Python plain-text database or library that supports joins?

felciano · Jun 22, 2007

Hello --

Is there a convention, library or Pythonic idiom for performing
lightweight relational operations on flatfiles? I frequently find
myself writing code to do simple SQL-like operations between flat
files, such as appending columns from one file to another, linked
through a common id. For example, take a list of addresses and append
a 'district' field by looking up a congressional district from a
second file that maps zip codes to districts.

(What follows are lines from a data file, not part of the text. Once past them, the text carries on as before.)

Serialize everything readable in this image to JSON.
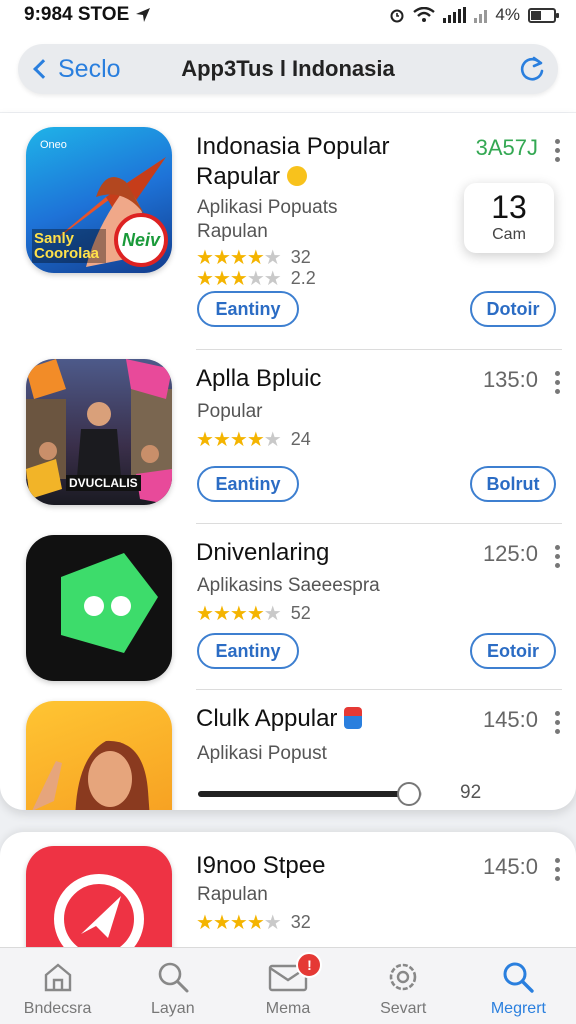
{
  "status_bar": {
    "time": "9:984 STOE",
    "battery": "4%",
    "battery_level": 0.45
  },
  "nav": {
    "back_label": "Seclo",
    "title": "App3Tus l Indonasia"
  },
  "apps": [
    {
      "name": "Indonasia Popular",
      "name_line2": "Rapular",
      "subtitle": "Aplikasi Popuats",
      "subtitle_line2": "Rapulan",
      "rating_a": {
        "stars": 4,
        "count": "32"
      },
      "rating_b": {
        "stars": 3,
        "count": "2.2"
      },
      "price": "3A57J",
      "price_color": "#34a853",
      "left_button": "Eantiny",
      "right_button": "Dotoir",
      "icon_text": "Sanly Coorolaa",
      "icon_badge": "Neiv",
      "icon_brand": "Oneo"
    },
    {
      "name": "Aplla Bpluic",
      "subtitle": "Popular",
      "rating": {
        "stars": 4,
        "count": "24"
      },
      "price": "135:0",
      "left_button": "Eantiny",
      "right_button": "Bolrut",
      "icon_text": "DVUCLALIS"
    },
    {
      "name": "Dnivenlaring",
      "subtitle": "Aplikasins Saeeespra",
      "rating": {
        "stars": 4,
        "count": "52"
      },
      "price": "125:0",
      "left_button": "Eantiny",
      "right_button": "Eotoir"
    },
    {
      "name": "Clulk Appular",
      "subtitle": "Aplikasi Popust",
      "price": "145:0",
      "progress": 0.94,
      "progress_label": "92"
    },
    {
      "name": "I9noo Stpee",
      "subtitle": "Rapulan",
      "rating": {
        "stars": 4,
        "count": "32"
      },
      "price": "145:0"
    }
  ],
  "popup": {
    "number": "13",
    "label": "Cam"
  },
  "tabs": [
    {
      "label": "Bndecsra",
      "icon": "home-icon"
    },
    {
      "label": "Layan",
      "icon": "search-icon"
    },
    {
      "label": "Mema",
      "icon": "mail-icon",
      "badge": "!"
    },
    {
      "label": "Sevart",
      "icon": "gear-icon"
    },
    {
      "label": "Megrert",
      "icon": "search-icon",
      "active": true
    }
  ],
  "colors": {
    "accent": "#2a7fde",
    "star": "#f4b400",
    "badge": "#e53935"
  }
}
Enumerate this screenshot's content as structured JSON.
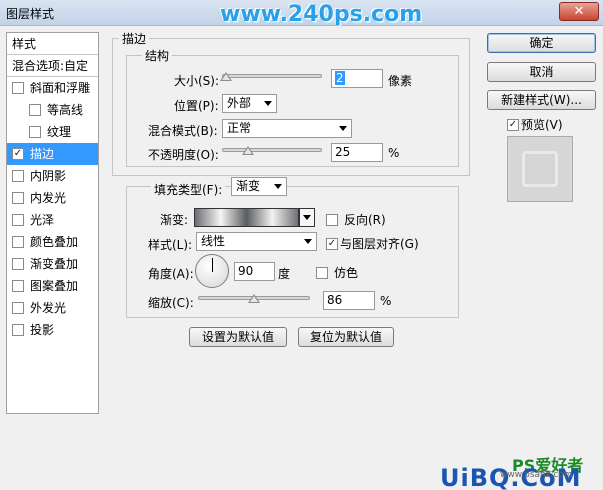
{
  "window": {
    "title": "图层样式",
    "close_glyph": "✕",
    "watermark_top": "www.240ps.com"
  },
  "sidebar": {
    "header": "样式",
    "blend_options": "混合选项:自定",
    "items": [
      {
        "label": "斜面和浮雕",
        "checked": false,
        "sub": false,
        "active": false
      },
      {
        "label": "等高线",
        "checked": false,
        "sub": true,
        "active": false
      },
      {
        "label": "纹理",
        "checked": false,
        "sub": true,
        "active": false
      },
      {
        "label": "描边",
        "checked": true,
        "sub": false,
        "active": true
      },
      {
        "label": "内阴影",
        "checked": false,
        "sub": false,
        "active": false
      },
      {
        "label": "内发光",
        "checked": false,
        "sub": false,
        "active": false
      },
      {
        "label": "光泽",
        "checked": false,
        "sub": false,
        "active": false
      },
      {
        "label": "颜色叠加",
        "checked": false,
        "sub": false,
        "active": false
      },
      {
        "label": "渐变叠加",
        "checked": false,
        "sub": false,
        "active": false
      },
      {
        "label": "图案叠加",
        "checked": false,
        "sub": false,
        "active": false
      },
      {
        "label": "外发光",
        "checked": false,
        "sub": false,
        "active": false
      },
      {
        "label": "投影",
        "checked": false,
        "sub": false,
        "active": false
      }
    ]
  },
  "stroke": {
    "section_title": "描边",
    "structure_title": "结构",
    "size_label": "大小(S):",
    "size_value": "2",
    "size_unit": "像素",
    "position_label": "位置(P):",
    "position_value": "外部",
    "blend_mode_label": "混合模式(B):",
    "blend_mode_value": "正常",
    "opacity_label": "不透明度(O):",
    "opacity_value": "25",
    "opacity_unit": "%",
    "fill_type_label": "填充类型(F):",
    "fill_type_value": "渐变",
    "gradient_label": "渐变:",
    "reverse_label": "反向(R)",
    "reverse_checked": false,
    "style_label": "样式(L):",
    "style_value": "线性",
    "align_label": "与图层对齐(G)",
    "align_checked": true,
    "angle_label": "角度(A):",
    "angle_value": "90",
    "angle_unit": "度",
    "dither_label": "仿色",
    "dither_checked": false,
    "scale_label": "缩放(C):",
    "scale_value": "86",
    "scale_unit": "%",
    "make_default": "设置为默认值",
    "reset_default": "复位为默认值"
  },
  "actions": {
    "ok": "确定",
    "cancel": "取消",
    "new_style": "新建样式(W)...",
    "preview_label": "预览(V)",
    "preview_checked": true
  },
  "watermark_bottom": {
    "brand": "UiBQ.CoM",
    "ps": "PS爱好者",
    "url": "www.psahz.com"
  },
  "colors": {
    "selection": "#3399ff",
    "dialog_bg": "#f0f0f0"
  }
}
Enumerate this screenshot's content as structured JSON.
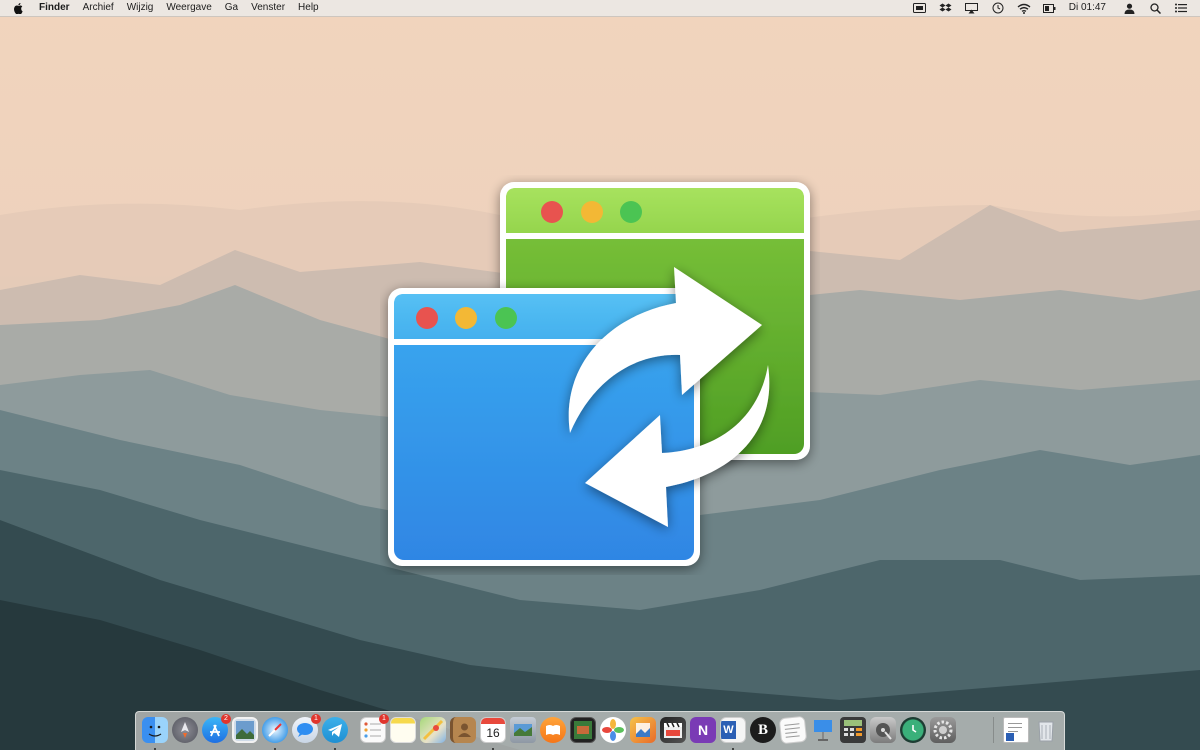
{
  "menubar": {
    "app_name": "Finder",
    "menus": [
      "Archief",
      "Wijzig",
      "Weergave",
      "Ga",
      "Venster",
      "Help"
    ],
    "clock": "Di 01:47",
    "status_icons": [
      "screen-share-icon",
      "dropbox-icon",
      "airplay-icon",
      "time-machine-icon",
      "wifi-icon",
      "battery-icon",
      "user-icon",
      "spotlight-search-icon",
      "notification-center-icon"
    ]
  },
  "app_icon": {
    "name": "window-sync-app-icon",
    "colors": {
      "green_window": "#6cc23a",
      "blue_window": "#3aa2ec",
      "close": "#e8534f",
      "minimize": "#f3b834",
      "zoom": "#4cc452",
      "arrows": "#ffffff"
    }
  },
  "dock": {
    "items": [
      {
        "name": "finder",
        "icon": "finder-icon",
        "running": true,
        "badge": ""
      },
      {
        "name": "launchpad",
        "icon": "launchpad-icon",
        "running": false,
        "badge": ""
      },
      {
        "name": "app-store",
        "icon": "app-store-icon",
        "running": false,
        "badge": "2"
      },
      {
        "name": "preview",
        "icon": "preview-icon",
        "running": false,
        "badge": ""
      },
      {
        "name": "safari",
        "icon": "safari-icon",
        "running": true,
        "badge": ""
      },
      {
        "name": "messages",
        "icon": "messages-icon",
        "running": false,
        "badge": "1"
      },
      {
        "name": "telegram",
        "icon": "telegram-icon",
        "running": true,
        "badge": ""
      },
      {
        "name": "reminders",
        "icon": "reminders-icon",
        "running": false,
        "badge": "1"
      },
      {
        "name": "notes",
        "icon": "notes-icon",
        "running": false,
        "badge": ""
      },
      {
        "name": "maps",
        "icon": "maps-icon",
        "running": false,
        "badge": ""
      },
      {
        "name": "contacts",
        "icon": "contacts-icon",
        "running": false,
        "badge": ""
      },
      {
        "name": "calendar",
        "icon": "calendar-icon",
        "running": true,
        "badge": "",
        "label": "16"
      },
      {
        "name": "image-capture",
        "icon": "image-capture-icon",
        "running": false,
        "badge": ""
      },
      {
        "name": "ibooks",
        "icon": "ibooks-icon",
        "running": false,
        "badge": ""
      },
      {
        "name": "photo-booth",
        "icon": "photo-booth-icon",
        "running": false,
        "badge": ""
      },
      {
        "name": "photos",
        "icon": "photos-icon",
        "running": false,
        "badge": ""
      },
      {
        "name": "preview-alt",
        "icon": "image-viewer-icon",
        "running": false,
        "badge": ""
      },
      {
        "name": "final-cut-pro",
        "icon": "clapper-icon",
        "running": false,
        "badge": ""
      },
      {
        "name": "onenote",
        "icon": "onenote-icon",
        "running": false,
        "badge": ""
      },
      {
        "name": "word",
        "icon": "word-icon",
        "running": true,
        "badge": ""
      },
      {
        "name": "bbedit",
        "icon": "bbedit-icon",
        "running": false,
        "badge": "",
        "label": "B"
      },
      {
        "name": "textedit",
        "icon": "textedit-icon",
        "running": false,
        "badge": ""
      },
      {
        "name": "keynote",
        "icon": "keynote-icon",
        "running": false,
        "badge": ""
      },
      {
        "name": "calculator",
        "icon": "calculator-icon",
        "running": false,
        "badge": ""
      },
      {
        "name": "disk-utility",
        "icon": "disk-utility-icon",
        "running": false,
        "badge": ""
      },
      {
        "name": "time-machine",
        "icon": "time-machine-icon",
        "running": false,
        "badge": ""
      },
      {
        "name": "system-preferences",
        "icon": "gear-icon",
        "running": false,
        "badge": ""
      },
      {
        "name": "documents",
        "icon": "word-document-icon",
        "running": false,
        "badge": ""
      },
      {
        "name": "trash",
        "icon": "trash-icon",
        "running": false,
        "badge": ""
      }
    ]
  }
}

Conceptually this is a simple database operation with a join on a
common field (zip code in the above example). Other case use other
relational operators (projection, cross-product, etc) so I'm really
looking for something SQL-like in functionality. However, the data is
in flat-files, the file structure changes frequently, the files are
dynamically generated from a range of sources, are short-lived in
nature, and otherwise not warrant the hassle of a database setup. So
I've been looking around for a nice, Pythonic, zero-config (no
parsers, no setup/teardown, etc) solution for simple queries that
handles a database of csv-files-with-headers automatically. There are
number of solutions that are close, but in the end come up short:

- KirbyBase 1.9 (latest Python version) is the closest that I could
find, as it lets you keep your data in flatfiles and perform
operations using the field names from those text-based tables, but it
doesn't support joins (the more recent Ruby version seems to).
- Buzhug and Sqlite have their data structures w no automatic .tab
or .csv parsing (unless sqlite includes a way to map flatfiles to
sqlite virtual tables that I don't know about).
- http://aspn.activestate.com/ASPN/Cookbook/Python/Recipe/159974 is
heading in the right direction, as it shows how to perform relational
operations on lists and are index based rather than field-name based.
- http://aspn.activestate.com/ASPN/Cookbook/Python/Recipe/498130 and
http://furius.ca/pubcode/pub/conf/common/bin/csv-db-import.html
provide ways of automatically populating DBs but not the reverse
(persist changes back out to the data files)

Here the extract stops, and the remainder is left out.